Pattern 39 (Critical Section)

FLASH animation of Critical Section pattern

Description

Two or more connected subgraphs of a process model are identified as "critical sections". At runtime for a given process instance, only tasks in one of these "critical sections" can be active at any given time. Once execution of the tasks in one "critical section" commences, it must complete before another "critical section" can commence.

Examples

Both the take-deposit and insurance-payment tasks in the holiday booking process require the exclusive use of the credit-card-processing machine. Consequently only one of them can execute at any given time.

Motivation

The Critical Section pattern provides a means of limiting two or more sections of a process from executing concurrently. Generally this is necessary if tasks within this section require exclusive access to a common resource (either data or a physical resource) necessary for a task to be completed.

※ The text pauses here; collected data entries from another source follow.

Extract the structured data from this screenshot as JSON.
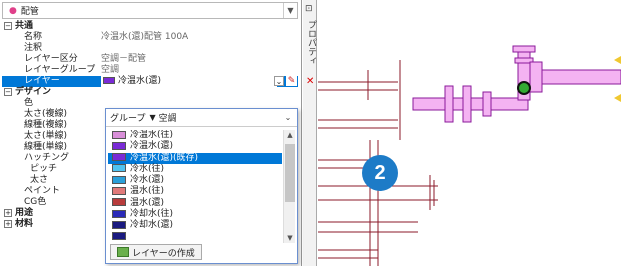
{
  "panel": {
    "title": "配管",
    "rows": [
      {
        "type": "section",
        "label": "共通",
        "toggle": "−"
      },
      {
        "label": "名称",
        "value": "冷温水(還)配管 100A"
      },
      {
        "label": "注釈",
        "value": ""
      },
      {
        "label": "レイヤー区分",
        "value": "空調－配管"
      },
      {
        "label": "レイヤーグループ",
        "value": "空調"
      },
      {
        "label": "レイヤー",
        "value": "冷温水(還)",
        "selected": true,
        "color": "#7a2bd6"
      },
      {
        "type": "section",
        "label": "デザイン",
        "toggle": "−"
      },
      {
        "label": "色",
        "value": ""
      },
      {
        "label": "太さ(複線)",
        "value": ""
      },
      {
        "label": "線種(複線)",
        "value": ""
      },
      {
        "label": "太さ(単線)",
        "value": ""
      },
      {
        "label": "線種(単線)",
        "value": ""
      },
      {
        "label": "ハッチング",
        "value": ""
      },
      {
        "label": "ピッチ",
        "value": "",
        "sub": true
      },
      {
        "label": "太さ",
        "value": "",
        "sub": true
      },
      {
        "label": "ペイント",
        "value": ""
      },
      {
        "label": "CG色",
        "value": ""
      },
      {
        "type": "section",
        "label": "用途",
        "toggle": "+"
      },
      {
        "type": "section",
        "label": "材料",
        "toggle": "+"
      }
    ]
  },
  "sidebar": {
    "vertical_label": "プロパティ"
  },
  "popup": {
    "group_label": "グループ",
    "group_value": "空調",
    "items": [
      {
        "label": "冷温水(往)",
        "color": "#d98fd9"
      },
      {
        "label": "冷温水(還)",
        "color": "#7a2bd6"
      },
      {
        "label": "冷温水(還)(既存)",
        "color": "#7a2bd6",
        "highlight": true
      },
      {
        "label": "冷水(往)",
        "color": "#4fc3f0"
      },
      {
        "label": "冷水(還)",
        "color": "#2a9fd8"
      },
      {
        "label": "温水(往)",
        "color": "#e07a7a"
      },
      {
        "label": "温水(還)",
        "color": "#b83c3c"
      },
      {
        "label": "冷却水(往)",
        "color": "#2a2ab8"
      },
      {
        "label": "冷却水(還)",
        "color": "#1a1a80"
      },
      {
        "label": "",
        "color": "#1a1a80"
      }
    ],
    "create_button": "レイヤーの作成"
  },
  "badge": "2"
}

However, there are also regulatory situations (e.g. as part of due diligence or quality assurance processes) which necessitate that two tasks do not occur simultaneously.

Overview

The operation of this pattern is illustrated in Figure 57. The mutex place serves to ensure that within a given process instance, only the sequence BD or CE can be active at any given time.

Figure 57: Critical section pattern

Context

There is one consideration associated with the use of this pattern: tasks must be initiated and completed on a sequential basis, in particular it is not possible to suspend one task during its execution to work on another.

Implementation

Although useful, this pattern is not widely supported amongst the offerings examined. BPEL allows it to be directly implemented through its serializable scope functionality. COSA supports this pattern by including a mutex place in the process model to prevent concurrent access to critical sections. FLOWer provides indirect support through the use of data elements as semaphores.

Issues

None identified.

Solutions

N/A.

Evaluation Criteria

Full support for this pattern is demonstrated by any offering which provides a construct which satisfies the description when used in a context satisfying the context assumption. Where an offering is able to achieve similar functionality through additional configuration or programmatic extension of its existing constructs (but does not have a specific construct for the pattern) this qualifies as partial support.

Product Evaluation

To achieve a + rating (direct support) or a +/- rating (partial support) the product should satisfy the corresponding evaluation criterion of the pattern. Otherwise a - rating (no support) is assigned.

Product/Language

Version

Score

Motivation

Staffware 10 - Not supported. Since Staffware always immediately schedules subsequent activities, there is no way of temporarily blocking them. Note that withdrawing a step does not solve the problem.
Websphere MQ 3.4 - Not supported. Subsequent activities are scheduled immediately thus removing any potential for restricting concurrent execution of activities.
FLOWer 3.51 +/- Not directly supported. However, data elements can acts as semaphores. There are no concurrency problems because of the write-lock on cases.
COSA 5.1 + Supported through the use of a mutex place to prevent concurrent access to the critical section.
iPlanet 3.0 - Not supported. Although custom router conditions could be specified that access a mutex variable to determine when an activity can proceed, there is no means of managing concurrent access to the variable.
SAP Workflow 4.6c - Not supported. There are no mechanisms other than events and cancellations to support interactions between parallel branches.
FileNet 3.5 - Not supported.
BPEL 1.1 + Supported by serializable scopes.
Websphere Integration Developer 6.0 + Supported by serializable scopes.
Oracle BPEL 10.1.2 + Supported by serializable scopes.
BPMN 1.0 - Not supported. No means of limiting concurrent execution of a set of activities.
XPDL 2.0 - Not supported. No means of limiting concurrent execution of a set of activities.
UML ADs 2.0 - Not supported. No means of preventing concurrent execution of a set of activities.
EPC (implemented by ARIS toolset 6.2) - Not supported. There is no way to create a kind of mutual exclusion state.
jBPM 3.1.4 - jBPM does not support this pattern.
OpenWFE 1.7.3 - OpenWFE does not support this pattern.
Enhydra Shark 2 - Enhydra Shark does not support this pattern, as there is no mechanism for limiting concurrent execution of a set of activities.